Pontianak (ANTARA) - Pengamat Energi yang juga Direktur Pusat Studi Kebijakan Publik (Puskepi) Sofyano Zakaria mengatakan, sudah saatnya pemerintah mengoreksi harga jual BBM jenis solar subsidi supaya rentang harga jual dengan solar non subsidi tidak terlalu jauh.
"Idealnya rentang harga jual solar subsidi dan non subsidi maksimal Rp1.000 per liter agar tidak jadi incaran untuk disalah gunakan.

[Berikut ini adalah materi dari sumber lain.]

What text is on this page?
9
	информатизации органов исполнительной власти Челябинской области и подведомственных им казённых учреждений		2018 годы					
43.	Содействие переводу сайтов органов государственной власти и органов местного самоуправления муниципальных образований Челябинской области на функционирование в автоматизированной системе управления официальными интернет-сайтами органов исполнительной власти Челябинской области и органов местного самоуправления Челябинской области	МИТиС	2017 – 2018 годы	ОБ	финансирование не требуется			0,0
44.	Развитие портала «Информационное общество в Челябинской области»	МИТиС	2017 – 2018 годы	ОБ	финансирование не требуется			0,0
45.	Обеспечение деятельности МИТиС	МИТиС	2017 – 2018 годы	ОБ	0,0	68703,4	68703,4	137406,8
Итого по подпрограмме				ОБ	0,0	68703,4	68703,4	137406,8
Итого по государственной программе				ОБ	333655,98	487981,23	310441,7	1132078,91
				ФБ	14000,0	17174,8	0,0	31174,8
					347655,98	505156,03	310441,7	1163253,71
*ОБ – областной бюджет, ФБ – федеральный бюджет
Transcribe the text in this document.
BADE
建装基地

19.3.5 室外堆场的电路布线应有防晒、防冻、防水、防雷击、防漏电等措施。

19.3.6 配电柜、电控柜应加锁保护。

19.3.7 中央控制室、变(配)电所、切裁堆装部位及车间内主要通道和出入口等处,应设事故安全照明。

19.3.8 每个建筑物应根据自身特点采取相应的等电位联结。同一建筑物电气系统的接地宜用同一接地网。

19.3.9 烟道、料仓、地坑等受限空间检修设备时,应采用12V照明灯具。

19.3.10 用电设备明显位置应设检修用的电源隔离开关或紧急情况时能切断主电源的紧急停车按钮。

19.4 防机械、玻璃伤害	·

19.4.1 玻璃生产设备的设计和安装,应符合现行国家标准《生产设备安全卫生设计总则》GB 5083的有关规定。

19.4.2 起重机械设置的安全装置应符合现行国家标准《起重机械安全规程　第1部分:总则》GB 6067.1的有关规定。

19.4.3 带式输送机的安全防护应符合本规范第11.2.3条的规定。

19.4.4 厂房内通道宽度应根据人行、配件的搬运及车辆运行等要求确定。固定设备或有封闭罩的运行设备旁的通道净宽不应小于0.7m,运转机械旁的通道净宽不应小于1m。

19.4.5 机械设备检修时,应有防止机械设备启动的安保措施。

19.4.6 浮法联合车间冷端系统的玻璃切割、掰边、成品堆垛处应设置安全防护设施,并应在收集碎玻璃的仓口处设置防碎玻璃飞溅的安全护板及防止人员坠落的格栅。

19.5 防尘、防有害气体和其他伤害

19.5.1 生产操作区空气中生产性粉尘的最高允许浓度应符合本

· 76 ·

Sementara sekarang terlalu jauh, yakni Rp5.150 per liter untuk solar subsidi, dan Rp9.500 per liter untuk solar non subsidi," kata Sofyano Zakaria dalam keterangan tertulisnya kepada ANTARA di Pontianak, Kamis.

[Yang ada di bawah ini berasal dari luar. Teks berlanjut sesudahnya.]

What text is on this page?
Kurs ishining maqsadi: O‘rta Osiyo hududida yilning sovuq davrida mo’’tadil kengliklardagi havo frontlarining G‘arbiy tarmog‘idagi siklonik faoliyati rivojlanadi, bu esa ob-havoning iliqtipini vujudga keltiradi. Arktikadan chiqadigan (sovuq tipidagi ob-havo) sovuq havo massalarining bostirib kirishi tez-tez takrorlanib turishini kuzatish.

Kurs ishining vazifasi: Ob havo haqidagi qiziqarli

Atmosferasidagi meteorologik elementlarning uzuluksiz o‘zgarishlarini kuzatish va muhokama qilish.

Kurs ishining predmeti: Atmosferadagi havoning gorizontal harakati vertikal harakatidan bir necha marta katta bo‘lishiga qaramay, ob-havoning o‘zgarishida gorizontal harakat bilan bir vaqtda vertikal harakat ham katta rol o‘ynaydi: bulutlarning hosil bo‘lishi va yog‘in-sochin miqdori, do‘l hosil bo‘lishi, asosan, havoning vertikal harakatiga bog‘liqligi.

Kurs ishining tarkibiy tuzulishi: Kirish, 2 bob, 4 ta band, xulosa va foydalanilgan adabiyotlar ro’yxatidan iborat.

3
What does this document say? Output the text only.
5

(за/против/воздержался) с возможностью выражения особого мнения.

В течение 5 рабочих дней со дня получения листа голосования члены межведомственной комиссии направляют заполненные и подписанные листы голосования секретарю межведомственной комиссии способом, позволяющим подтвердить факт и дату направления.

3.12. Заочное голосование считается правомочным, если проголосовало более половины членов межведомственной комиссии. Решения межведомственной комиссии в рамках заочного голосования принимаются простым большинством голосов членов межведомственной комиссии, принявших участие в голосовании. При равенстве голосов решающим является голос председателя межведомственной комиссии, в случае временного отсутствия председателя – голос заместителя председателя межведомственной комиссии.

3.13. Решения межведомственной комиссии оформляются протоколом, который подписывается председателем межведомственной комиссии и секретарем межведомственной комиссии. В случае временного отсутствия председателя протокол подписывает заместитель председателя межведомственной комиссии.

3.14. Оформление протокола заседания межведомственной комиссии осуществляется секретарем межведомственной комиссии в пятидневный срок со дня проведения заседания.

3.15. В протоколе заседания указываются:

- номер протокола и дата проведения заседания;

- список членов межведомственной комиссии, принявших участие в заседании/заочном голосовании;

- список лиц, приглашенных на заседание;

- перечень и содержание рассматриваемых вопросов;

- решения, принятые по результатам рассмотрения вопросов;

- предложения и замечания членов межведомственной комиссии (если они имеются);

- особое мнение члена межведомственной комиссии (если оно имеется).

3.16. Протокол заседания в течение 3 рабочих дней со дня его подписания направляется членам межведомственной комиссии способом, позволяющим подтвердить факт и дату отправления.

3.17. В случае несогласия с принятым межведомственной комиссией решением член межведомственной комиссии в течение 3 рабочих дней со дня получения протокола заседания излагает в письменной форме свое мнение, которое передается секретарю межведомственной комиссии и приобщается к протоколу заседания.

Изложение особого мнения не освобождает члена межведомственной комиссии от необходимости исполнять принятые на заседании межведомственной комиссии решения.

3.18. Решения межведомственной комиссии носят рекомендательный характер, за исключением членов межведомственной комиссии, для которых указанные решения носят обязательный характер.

Mengingat keterbatasan jumlah SDM pada BPH Migas untuk melakukan pengawasan khususnya terhadap distribusi solar subsidi harusnya pemerintah meminta agar pihak Polri yang aktif melakukan pengawasan di lapangan.
"Selain itu, kuota solar subsidi harusnya tidak ditentukan berdasarkan per lembaga penyalur (SPBU) seperti yang berlaku saat ini oleh BPH Migas, tetapi per wilayah sehingga jika terjadi kekosongan solar subsidi pada SPBU maka pihak Patra Niaga bisa melakukan kebijakan menambah kuota solar demi tetap terlayaninya kebutuhan solar oleh masyarakat," katanya.
Dia menambahkan, kekosongan solar yang terjadi kurang tepat jika disebut sebagai kelangkaan, karena yang terjadi dan tentunya bisa dibuktikan adalah kekosongan solar subsidi pada beberapa SPBU, dan bukanlah terjadi di seluruh SPBU pada semua kabupaten/kota di propinsi.
Logikanya, menurut dia, jika kekosongan solar subsidi terjadi pada seluruh SPBU yang ada di kabupaten/kota di beberapa propinsi, tentu seluruh media dan elit politik dan elit masyarakat pasti sudah menyuarakannya.
“Saya juga meyakini kekosongan solar subsidi di beberapa SPBU tidaklah berarti bahwa stok BBM solar (B30) di negeri ini menipis atau bermasalah, karena ini bisa dibuktikan dengan tidak terganggunya distribusi atau penjualan solar B30 untuk keperluan industri dan kapal-kapal," katanya.
Jika solar bermasalah tentunya pihak industri dan pelayaran pasti sudah “berteriak”, kata Sofyano.
Agar soal kekosongan solar yang terjadi baru-baru ini tidak dipolitisir dan dramatisasi oleh pihak tertentu maka pihak Pertamina dan juga BPH Migas sebaiknya menyampaikan ke publik, SPBU-SPBU mana saja yang sempat alami kekosongan solar subsidi dan apa penyebabnya, katanya.
Bukankah Pertamina sudah lakukan program digitalisasi juga pada SPBU-SPBU, tentunya masalah kekosongan solar di SPBU sangat mudah dan cepat bisa diketahui terjadinya dan apa penyebabnya dengan digitalisasi yang ada, ujar Sofyano.